NRDB’s schemaless architecture serves as a fundamental differentiator of New Relic telemetry databases over competing offerings, providing you with superior flexibility in how your data is stored. And because NRQL is able to read and retrieve custom fields, you benefit from the same flexibility as you later access and analyze this data. But because these custom events and attributes lack standard documentation, it’s far more difficult to estimate the shape and content of the data stored in them. In such cases, the AI relies on the descriptive nature of user-defined events and attribute names to write correct queries.

Balancing cost and complexity

The research and development of highly-accurate NL2NRQL translation entailed significant financial and time investments. It was important for us to strike a balance between what level of complexity of the NL2NRQL pipeline we could accommodate while staying within budgeted time and financial resources. 

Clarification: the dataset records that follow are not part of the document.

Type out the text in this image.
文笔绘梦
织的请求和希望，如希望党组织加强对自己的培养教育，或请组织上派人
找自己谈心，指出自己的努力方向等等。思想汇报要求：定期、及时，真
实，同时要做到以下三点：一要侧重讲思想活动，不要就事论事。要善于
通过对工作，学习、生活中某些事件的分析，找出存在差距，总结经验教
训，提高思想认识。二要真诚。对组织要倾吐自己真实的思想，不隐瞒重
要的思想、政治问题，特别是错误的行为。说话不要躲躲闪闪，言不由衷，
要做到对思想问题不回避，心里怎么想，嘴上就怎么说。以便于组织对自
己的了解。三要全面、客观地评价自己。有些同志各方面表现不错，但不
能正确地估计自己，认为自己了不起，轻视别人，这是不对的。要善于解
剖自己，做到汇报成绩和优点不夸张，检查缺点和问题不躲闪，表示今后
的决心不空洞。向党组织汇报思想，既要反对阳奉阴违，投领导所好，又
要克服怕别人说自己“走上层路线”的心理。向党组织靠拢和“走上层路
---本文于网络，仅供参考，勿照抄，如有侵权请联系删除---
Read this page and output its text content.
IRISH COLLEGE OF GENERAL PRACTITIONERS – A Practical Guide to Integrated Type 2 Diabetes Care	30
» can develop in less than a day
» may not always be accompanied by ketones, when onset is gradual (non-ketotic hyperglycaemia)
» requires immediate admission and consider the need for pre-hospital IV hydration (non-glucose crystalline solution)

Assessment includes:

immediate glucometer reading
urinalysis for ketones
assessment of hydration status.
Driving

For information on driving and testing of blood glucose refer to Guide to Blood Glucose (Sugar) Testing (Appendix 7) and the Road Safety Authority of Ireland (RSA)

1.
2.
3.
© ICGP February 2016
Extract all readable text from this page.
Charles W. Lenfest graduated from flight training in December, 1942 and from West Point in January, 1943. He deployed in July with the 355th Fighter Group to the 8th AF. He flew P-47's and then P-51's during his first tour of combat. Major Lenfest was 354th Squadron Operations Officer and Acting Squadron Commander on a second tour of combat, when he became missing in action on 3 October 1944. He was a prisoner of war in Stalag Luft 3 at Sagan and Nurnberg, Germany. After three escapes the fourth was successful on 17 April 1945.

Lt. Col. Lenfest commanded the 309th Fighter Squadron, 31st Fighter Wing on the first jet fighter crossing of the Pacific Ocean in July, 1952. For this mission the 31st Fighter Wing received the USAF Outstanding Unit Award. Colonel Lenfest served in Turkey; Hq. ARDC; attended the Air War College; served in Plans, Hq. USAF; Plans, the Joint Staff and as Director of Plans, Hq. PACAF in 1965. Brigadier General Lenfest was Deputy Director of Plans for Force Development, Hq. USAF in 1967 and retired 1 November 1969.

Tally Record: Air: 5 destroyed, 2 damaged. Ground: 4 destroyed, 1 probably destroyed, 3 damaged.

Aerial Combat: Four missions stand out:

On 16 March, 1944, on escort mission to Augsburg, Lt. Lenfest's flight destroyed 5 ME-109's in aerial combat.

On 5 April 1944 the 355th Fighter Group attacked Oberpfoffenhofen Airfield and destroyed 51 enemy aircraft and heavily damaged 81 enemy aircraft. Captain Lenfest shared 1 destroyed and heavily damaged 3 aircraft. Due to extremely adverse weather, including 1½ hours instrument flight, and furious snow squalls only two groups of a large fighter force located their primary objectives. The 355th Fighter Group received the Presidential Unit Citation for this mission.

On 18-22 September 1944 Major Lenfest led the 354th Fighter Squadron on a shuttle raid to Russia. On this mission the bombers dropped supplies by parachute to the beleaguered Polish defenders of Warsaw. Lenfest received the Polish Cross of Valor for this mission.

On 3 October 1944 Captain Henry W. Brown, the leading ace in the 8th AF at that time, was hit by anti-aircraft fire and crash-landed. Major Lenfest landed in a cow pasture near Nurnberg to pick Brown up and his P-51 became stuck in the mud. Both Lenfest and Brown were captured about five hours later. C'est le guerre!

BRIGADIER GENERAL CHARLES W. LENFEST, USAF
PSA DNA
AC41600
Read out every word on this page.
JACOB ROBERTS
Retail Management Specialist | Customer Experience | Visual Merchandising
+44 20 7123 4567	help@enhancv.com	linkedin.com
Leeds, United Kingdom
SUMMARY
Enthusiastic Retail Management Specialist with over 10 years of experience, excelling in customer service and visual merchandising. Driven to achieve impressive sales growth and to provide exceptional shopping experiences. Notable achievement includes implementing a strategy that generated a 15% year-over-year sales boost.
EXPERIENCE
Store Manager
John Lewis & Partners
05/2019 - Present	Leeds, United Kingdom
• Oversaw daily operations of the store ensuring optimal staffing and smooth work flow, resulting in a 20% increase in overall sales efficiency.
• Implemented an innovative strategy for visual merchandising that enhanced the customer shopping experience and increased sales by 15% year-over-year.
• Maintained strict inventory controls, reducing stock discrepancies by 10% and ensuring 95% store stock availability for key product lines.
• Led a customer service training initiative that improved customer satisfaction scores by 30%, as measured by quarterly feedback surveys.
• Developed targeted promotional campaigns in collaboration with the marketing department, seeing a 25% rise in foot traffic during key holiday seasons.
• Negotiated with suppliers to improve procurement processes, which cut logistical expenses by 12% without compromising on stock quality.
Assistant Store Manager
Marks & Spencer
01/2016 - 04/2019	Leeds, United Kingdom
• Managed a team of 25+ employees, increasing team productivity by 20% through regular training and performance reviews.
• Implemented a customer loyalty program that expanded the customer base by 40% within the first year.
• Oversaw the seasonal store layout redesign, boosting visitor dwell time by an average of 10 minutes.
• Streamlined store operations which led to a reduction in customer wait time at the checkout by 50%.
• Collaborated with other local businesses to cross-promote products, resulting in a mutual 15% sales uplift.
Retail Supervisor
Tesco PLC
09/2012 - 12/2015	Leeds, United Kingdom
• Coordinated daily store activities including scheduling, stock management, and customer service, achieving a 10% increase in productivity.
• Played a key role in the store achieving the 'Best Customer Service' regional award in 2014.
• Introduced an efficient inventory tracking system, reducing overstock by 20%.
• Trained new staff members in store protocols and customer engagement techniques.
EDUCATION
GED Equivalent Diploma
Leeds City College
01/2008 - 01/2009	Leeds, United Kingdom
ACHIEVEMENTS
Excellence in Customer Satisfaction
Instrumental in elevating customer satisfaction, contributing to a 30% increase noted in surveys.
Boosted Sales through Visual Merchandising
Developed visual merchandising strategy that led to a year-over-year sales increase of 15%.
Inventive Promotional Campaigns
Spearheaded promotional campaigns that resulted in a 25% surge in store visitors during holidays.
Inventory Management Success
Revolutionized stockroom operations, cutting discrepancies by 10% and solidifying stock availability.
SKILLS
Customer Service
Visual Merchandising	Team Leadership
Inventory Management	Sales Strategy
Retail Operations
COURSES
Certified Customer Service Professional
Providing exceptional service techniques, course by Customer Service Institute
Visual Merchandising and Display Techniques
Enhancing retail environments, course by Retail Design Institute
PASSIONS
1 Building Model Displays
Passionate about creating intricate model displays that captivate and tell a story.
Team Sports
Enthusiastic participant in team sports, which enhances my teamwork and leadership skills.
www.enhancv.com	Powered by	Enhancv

Here are a few examples of decisions we made to balance performance and resource usage:

  • We limit the time range of all NRQL queries in the backend to ensure that we constrain resource consumption and reduce the time required to execute the queries.
  • For prompts where we need to summarize the NRDB output, we select the representation format (for example, JSON or CSV) that minimizes the number of tokens used.
  • In non-user-facing LLM calls, we instruct the AI model to provide short, highly-structured responses. This approach ensures that the model's responses are faster, more cost-effective, and easier to parse.

Optimizing performance and resource usage is a continuous endeavor, and we persistently explore avenues to refine and enhance this process.

Ongoing improvements

Continuous testing of essential skills, including NL2NRQL translation, remains an essential part of enhancing our AI assistant further with new tools and features to ensure seamless end-user experiences. One key focus area for this stage of development is to create more integrations that proactively surface full-stack insights via intuitive buttons and prompts directly in user workflows through embedded platform experiences. Recent examples include an "Explain this error" button that helps you understand stack traces of errors from errors inbox, and a similar experience that helps you diagnose and remediate error logs. With one click, these integrations launch a curated prompt along with specific context and guardrails to the AI assistant to help streamline troubleshooting and help you improve end user experiences. These capability-specific tools are just one part of our compound AI system that democratizes access to deep telemetry insights for more data-driven decisions across the organization.